Once the primary goal is established, the next step is to quantify that objective in terms of Return on Investment. This can be stated in sales growth, cost reduction, or cost avoidance numbers.

It is important to establish both lead and lag measures. The lag measures are the end results. The lead measures are the predictors of success. Some lead measures can include:

● Accounts Qualified – How many accounts have been identified and qualified?
● Meetings Set – This helps you determine if you are getting high quality leads. If many of your leads turn into meetings,  you have a quality lead generation system.
● Number of Opportunities in the Pipeline – Continuously adding to the pipeline is essential for inside sales representatives. Consistency is key.  Are you creating enough opportunities to achieve your revenue goals and justify your inside sales investment?
● Dollar Value of Sales in the Pipeline – Equally important is the amount of revenue you can generate from the business in the months ahead. You should establish a baseline of how many dollars in opportunities must initiate each month to realize the results you desire.

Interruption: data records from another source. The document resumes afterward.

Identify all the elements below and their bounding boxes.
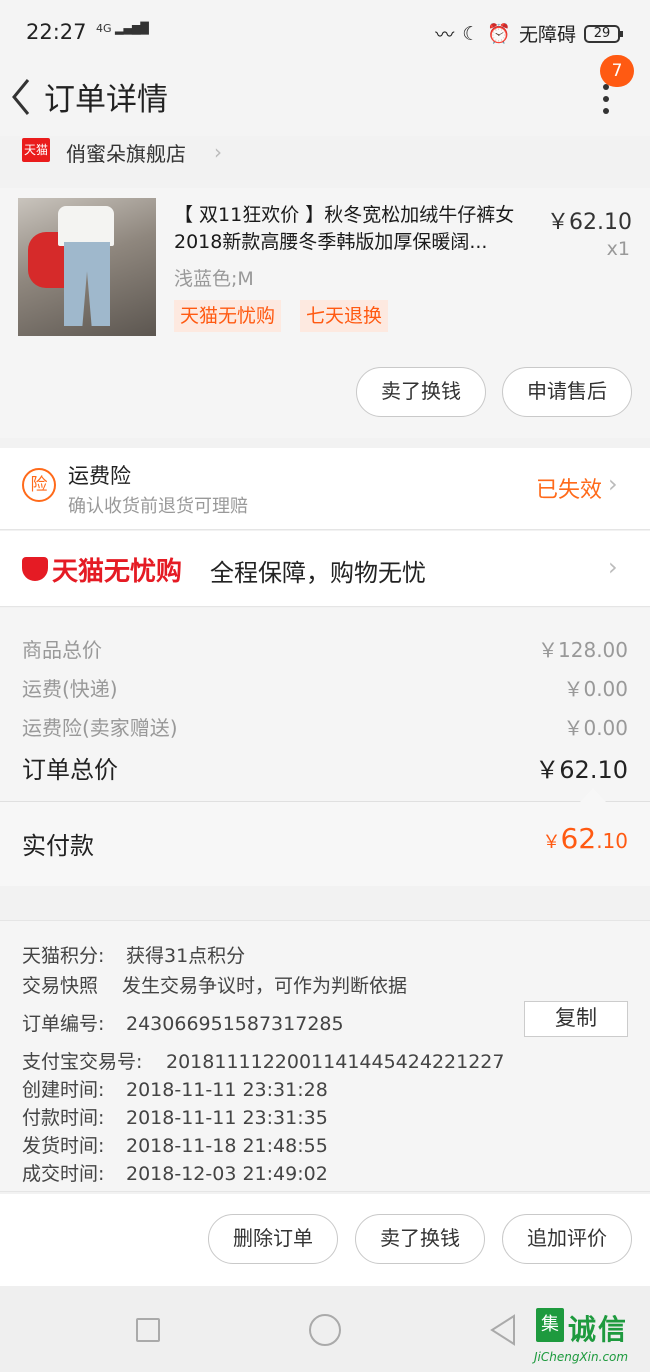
summary-value: ￥0.00: [563, 677, 628, 701]
pointer-notch: [580, 788, 606, 802]
delete-order-button[interactable]: 删除订单: [208, 1214, 338, 1264]
info-row-shipped: 发货时间: 2018-11-18 21:48:55: [22, 1135, 328, 1157]
insurance-subtitle: 确认收货前退货可理赔: [68, 496, 248, 517]
paid-amount-row: 实付款 ￥62.10: [0, 802, 650, 886]
insurance-status: 已失效: [536, 478, 603, 503]
chevron-right-icon: ›: [608, 553, 618, 581]
info-row-snapshot[interactable]: 交易快照 发生交易争议时，可作为判断依据: [22, 971, 407, 998]
product-price: ￥62.10: [547, 210, 632, 235]
guarantee-description: 全程保障，购物无忧: [210, 559, 426, 587]
insurance-icon: 险: [22, 468, 56, 502]
product-image[interactable]: [18, 198, 156, 336]
shipping-insurance-row[interactable]: 险 运费险 确认收货前退货可理赔 已失效 ›: [0, 448, 650, 530]
summary-label: 商品总价: [22, 638, 102, 662]
price-summary: 商品总价 ￥128.00 运费(快递) ￥0.00 运费险(卖家赠送) ￥0.0…: [0, 608, 650, 802]
summary-value: ￥0.00: [563, 716, 628, 740]
sell-button[interactable]: 卖了换钱: [356, 367, 486, 417]
product-quantity: x1: [606, 238, 630, 260]
order-total-value: ￥62.10: [535, 756, 628, 784]
accessibility-label: 无障碍: [518, 24, 576, 46]
tmall-logo-icon: 天猫: [22, 138, 50, 162]
summary-label: 运费险(卖家赠送): [22, 716, 178, 740]
product-sku: 浅蓝色;M: [174, 268, 254, 290]
vibrate-icon: 〰: [435, 24, 455, 46]
recent-apps-icon[interactable]: [136, 1318, 160, 1342]
product-title[interactable]: 【 双11狂欢价 】秋冬宽松加绒牛仔裤女2018新款高腰冬季韩版加厚保暖阔...: [174, 202, 536, 256]
signal-icon: 4G ▂▄▆█: [96, 22, 149, 35]
nav-bar: 订单详情: [0, 64, 650, 136]
order-total-label: 订单总价: [22, 756, 118, 784]
system-nav-bar: 集 诚信 JiChengXin.com: [0, 1286, 650, 1372]
store-header[interactable]: 天猫 俏蜜朵旗舰店 ›: [0, 136, 650, 188]
status-bar: 22:27 4G ▂▄▆█ 〰 ☾ ⏰ 无障碍 29: [0, 0, 650, 64]
info-row-points: 天猫积分: 获得31点积分: [22, 945, 246, 967]
status-time: 22:27: [26, 20, 87, 44]
back-icon[interactable]: [6, 70, 36, 120]
service-tag: 七天退换: [300, 300, 389, 332]
sell-button[interactable]: 卖了换钱: [355, 1214, 485, 1264]
product-card: 【 双11狂欢价 】秋冬宽松加绒牛仔裤女2018新款高腰冬季韩版加厚保暖阔...…: [0, 188, 650, 438]
tmall-shield-icon: [22, 557, 48, 581]
info-row-created: 创建时间: 2018-11-11 23:31:28: [22, 1079, 328, 1101]
insurance-title: 运费险: [68, 464, 131, 488]
bottom-actions: 删除订单 卖了换钱 追加评价: [0, 1194, 650, 1286]
service-tag: 天猫无忧购: [174, 300, 282, 332]
alarm-icon: ⏰: [487, 23, 511, 45]
moon-icon: ☾: [462, 22, 480, 45]
watermark-logo: 集 诚信 JiChengXin.com: [534, 1308, 650, 1372]
paid-amount: ￥62.10: [542, 822, 628, 855]
home-icon[interactable]: [309, 1314, 341, 1346]
guarantee-row[interactable]: 天猫无忧购 全程保障，购物无忧 ›: [0, 531, 650, 607]
after-sale-button[interactable]: 申请售后: [502, 367, 632, 417]
page-title: 订单详情: [44, 82, 168, 118]
order-total-row: 订单总价 ￥62.10: [22, 750, 628, 785]
chevron-right-icon: ›: [214, 140, 222, 164]
summary-row: 运费险(卖家赠送) ￥0.00: [22, 712, 628, 741]
info-row-paid: 付款时间: 2018-11-11 23:31:35: [22, 1107, 328, 1129]
summary-row: 运费(快递) ￥0.00: [22, 673, 628, 702]
info-row-completed: 成交时间: 2018-12-03 21:49:02: [22, 1163, 328, 1185]
guarantee-brand: 天猫无忧购: [52, 557, 183, 587]
battery-icon: 29: [584, 24, 623, 43]
paid-label: 实付款: [22, 832, 94, 860]
back-nav-icon[interactable]: [488, 1314, 518, 1346]
summary-row: 商品总价 ￥128.00: [22, 634, 628, 663]
order-info: 天猫积分: 获得31点积分 交易快照 发生交易争议时，可作为判断依据 订单编号: 24…: [0, 920, 650, 1192]
add-review-button[interactable]: 追加评价: [502, 1214, 632, 1264]
summary-label: 运费(快递): [22, 677, 118, 701]
copy-button[interactable]: 复制: [524, 1001, 628, 1037]
chevron-right-icon: ›: [608, 470, 618, 498]
info-row-alipay-no: 支付宝交易号: 2018111122001141445424221227: [22, 1051, 505, 1073]
notification-badge: 7: [600, 55, 634, 87]
summary-value: ￥128.00: [538, 638, 628, 662]
status-right: 〰 ☾ ⏰ 无障碍 29: [435, 20, 623, 47]
store-name[interactable]: 俏蜜朵旗舰店: [66, 138, 186, 167]
info-row-order-no: 订单编号: 243066951587317285: [22, 1013, 344, 1035]
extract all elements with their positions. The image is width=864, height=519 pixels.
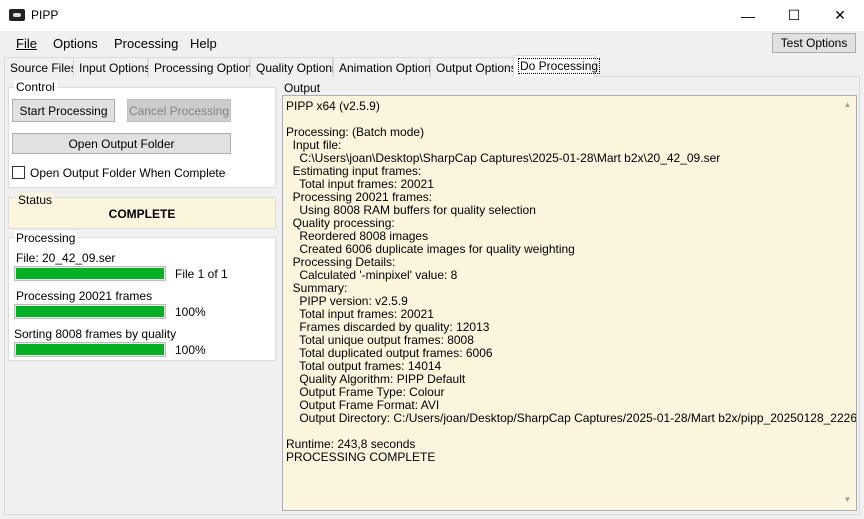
output-line: Output Directory: C:/Users/joan/Desktop/… <box>286 411 857 425</box>
scroll-down-arrow-icon[interactable]: ▼ <box>840 492 855 507</box>
file-count: File 1 of 1 <box>175 267 228 281</box>
tab-animation-options[interactable]: Animation Options <box>333 57 437 77</box>
frames-label: Processing 20021 frames <box>16 289 153 303</box>
test-options-button[interactable]: Test Options <box>772 33 856 53</box>
window-title: PIPP <box>31 8 59 22</box>
sort-label: Sorting 8008 frames by quality <box>14 327 177 341</box>
tab-output-options[interactable]: Output Options <box>430 57 517 77</box>
tab-source-files[interactable]: Source Files <box>4 57 77 77</box>
open-output-folder-button[interactable]: Open Output Folder <box>12 133 231 154</box>
output-line: Processing: (Batch mode) <box>286 125 425 139</box>
scroll-up-arrow-icon[interactable]: ▲ <box>840 97 855 112</box>
output-line: Calculated '-minpixel' value: 8 <box>286 268 458 282</box>
tab-input-options[interactable]: Input Options <box>73 57 150 77</box>
output-log: PIPP x64 (v2.5.9) Processing: (Batch mod… <box>286 99 857 464</box>
processing-group-label: Processing <box>14 231 78 245</box>
frames-progress-fill <box>16 306 164 317</box>
output-line: PROCESSING COMPLETE <box>286 450 436 464</box>
menu-help[interactable]: Help <box>190 36 217 51</box>
output-line: PIPP x64 (v2.5.9) <box>286 99 380 113</box>
output-textbox[interactable]: PIPP x64 (v2.5.9) Processing: (Batch mod… <box>282 95 857 511</box>
sort-progress-fill <box>16 344 164 355</box>
minimize-button[interactable]: — <box>725 0 771 31</box>
file-progress-fill <box>16 268 164 279</box>
menu-options[interactable]: Options <box>53 36 98 51</box>
status-value: COMPLETE <box>108 207 176 221</box>
control-group-label: Control <box>14 80 57 94</box>
frames-percent: 100% <box>175 305 206 319</box>
sort-progress-bar <box>14 342 166 357</box>
close-button[interactable]: ✕ <box>817 0 863 31</box>
tab-quality-options[interactable]: Quality Options <box>250 57 338 77</box>
open-when-complete-label: Open Output Folder When Complete <box>30 166 226 180</box>
menu-processing[interactable]: Processing <box>114 36 178 51</box>
status-group-label: Status <box>16 193 55 207</box>
start-processing-button[interactable]: Start Processing <box>12 99 115 122</box>
menu-file[interactable]: File <box>16 36 37 51</box>
sort-percent: 100% <box>175 343 206 357</box>
output-group-label: Output <box>284 81 321 95</box>
app-icon <box>9 9 25 21</box>
open-when-complete-checkbox[interactable] <box>12 166 25 179</box>
tab-do-processing[interactable]: Do Processing <box>513 55 601 77</box>
maximize-button[interactable]: ☐ <box>771 0 817 31</box>
file-label: File: 20_42_09.ser <box>16 251 116 265</box>
tab-processing-options[interactable]: Processing Options <box>148 57 258 77</box>
frames-progress-bar <box>14 304 166 319</box>
file-progress-bar <box>14 266 166 281</box>
cancel-processing-button[interactable]: Cancel Processing <box>127 99 231 122</box>
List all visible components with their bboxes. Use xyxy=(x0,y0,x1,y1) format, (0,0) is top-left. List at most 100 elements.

It is important to align your inside sales and field sales teams toward your goals. This requires having a Sales Manager who can see the big picture and who can align meaningful measurements for both teams.

The sales program should always be based on ROI. The sales manager should use scorecards to track lead measures. Incentivize individual sales representatives to achieve the benchmarks that lead toward the company’s overall objectives.

When a sales manager designs a sales program with the company’s ROI in mind and establishes meaningful benchmarks for individual representatives or business process outsource sales organizations, they will ultimately facilitate success for both their employees and for their company.